Ayant abordé la question des représentations cartographiques dans la première partie, nous nous attacherons ici à la seconde acception, celles des représentations en tant qu’idées utilisées par les différents protagonistes pour définir leurs objectifs dans la confrontation, élaborer leurs stratégies en vue d’y parvenir et justifier leurs comportements. Autrement dit, il faut rechercher dans les argumentaires développés par les parties en présence la réponse à trois questions : pour quoi chacun lutte-t-il ; comment entend-il y parvenir ; pourquoi se comporte-t-il de telle manière ?
Prenons l’exemple des “Musulmans“ de Bosnie-Herzégovine durant la guerre de 1991-1995 contre la Serbie. Pour légitimer leur revendication d’indépendance et justifier leur combat, ils se définissaient comme différents des Serbes et des Croates, l’islam étant devenu leur principal marqueur identitaire durant la période titiste. Or, depuis la fin du XIXe siècle, Serbes et Croates mobilisaient l’histoire, la linguistique et l’ethnographie pour démontrer le contraire. Les Serbes invoquaient la communauté de langue pour affirmer une appartenance ethnique commune.
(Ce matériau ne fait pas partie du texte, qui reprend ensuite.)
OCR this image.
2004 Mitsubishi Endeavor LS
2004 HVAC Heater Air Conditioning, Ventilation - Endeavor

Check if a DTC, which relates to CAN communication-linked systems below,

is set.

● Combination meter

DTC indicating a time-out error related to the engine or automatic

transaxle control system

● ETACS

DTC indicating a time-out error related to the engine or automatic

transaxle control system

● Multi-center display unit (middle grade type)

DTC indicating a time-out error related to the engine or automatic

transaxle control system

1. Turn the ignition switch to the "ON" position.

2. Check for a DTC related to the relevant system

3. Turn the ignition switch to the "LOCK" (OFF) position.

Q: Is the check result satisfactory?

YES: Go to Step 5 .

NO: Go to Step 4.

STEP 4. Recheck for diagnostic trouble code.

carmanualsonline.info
La “différence” aurait été le fruit de “trahisons” successives : la conversion des Bosniaques à l’islam au moment de la conquête turque, l’oppression des paysans serbes par les propriétaires bosniaques, la participation aux exactions antiserbes des oustachis durant la Seconde Guerre mondiale (la Bosnie-Herzégovine faisait partie de la Croatie fasciste d’Ante Pavelic et les “Musulmans“ étaient considérés comme partie intégrante du peuple croate). Les Croates, pour leur part, rappelaient que la région faisait partie de leur royaume originel, celui créé par le roi Tomislav, au Xe siècle, ce qui attestait de la même appartenance ethnique. De nombreux habitants de la Bosnie auraient été des Bogomiles, donc des hérétiques, chrétiens romains à l’origine, convertis à l’islam pour échapper aux persécutions. Bref, là où les Bosniaques voyaient des caractéristiques identitaires justifiant leur volonté d’indépendance, les Serbes, comme les Croates, trouvaient des points communs qui légitimaient leurs propres visées annexionnistes. Enfin, le poids des souffrances subies par tous “justifiait” le recours à la violence généralisée [2]. Aucun ne prenait en considération ni la totalité des caractéristiques, ni la somme de divergences et de convergences qui existaient, pour souligner la complexité de la situation et préconiser une solution pacifique
Autre exemple, celui des Arabes du Darfour. Dans cette province du Soudan, tous les habitants sont musulmans et les ethnies se sont mêlées depuis des siècles, donc le clivage entre les différents groupes ne se fait pas sur ces critères. Mais les modes de vie diffèrent et la population se partage entre “Arabes“, nomades ou semi-nomades, pour la plupart et “Africains“, essentiellement sédentaires. Ceux-ci attribuèrent les morts de la famine de 1984 à ceux-là car ils savaient que l’un des leurs, Ahmed Diraige, avait demandé en vain aux dirigeants de Khartoum – des Arabes de la vallée du Nil – de les aider. En outre, ces derniers (ou des Libyens) avaient distribué aux nomades des armes avec lesquelles ils attaquaient les paysans noirs : ils étaient donc également responsables de la guerre civile qui se mettait en place. A contrario, pour les éleveurs nomades, les paysans noirs, dont l’islam passait pour douteux, constituaient l’obstacle à leur survie qu’il convenait d’éliminer. En outre, parut en 2000 un Livre noir [3] démontrant, chiffres à l’appui, la marginalisation des Noirs dans la société soudanaise. Ainsi s’imposa dans les esprits, sans fondement biologique, une césure ethnique, qui cristallisa les ressentiments, alimenta les craintes réciproques et contribua beaucoup au déclenchement des affrontements [4].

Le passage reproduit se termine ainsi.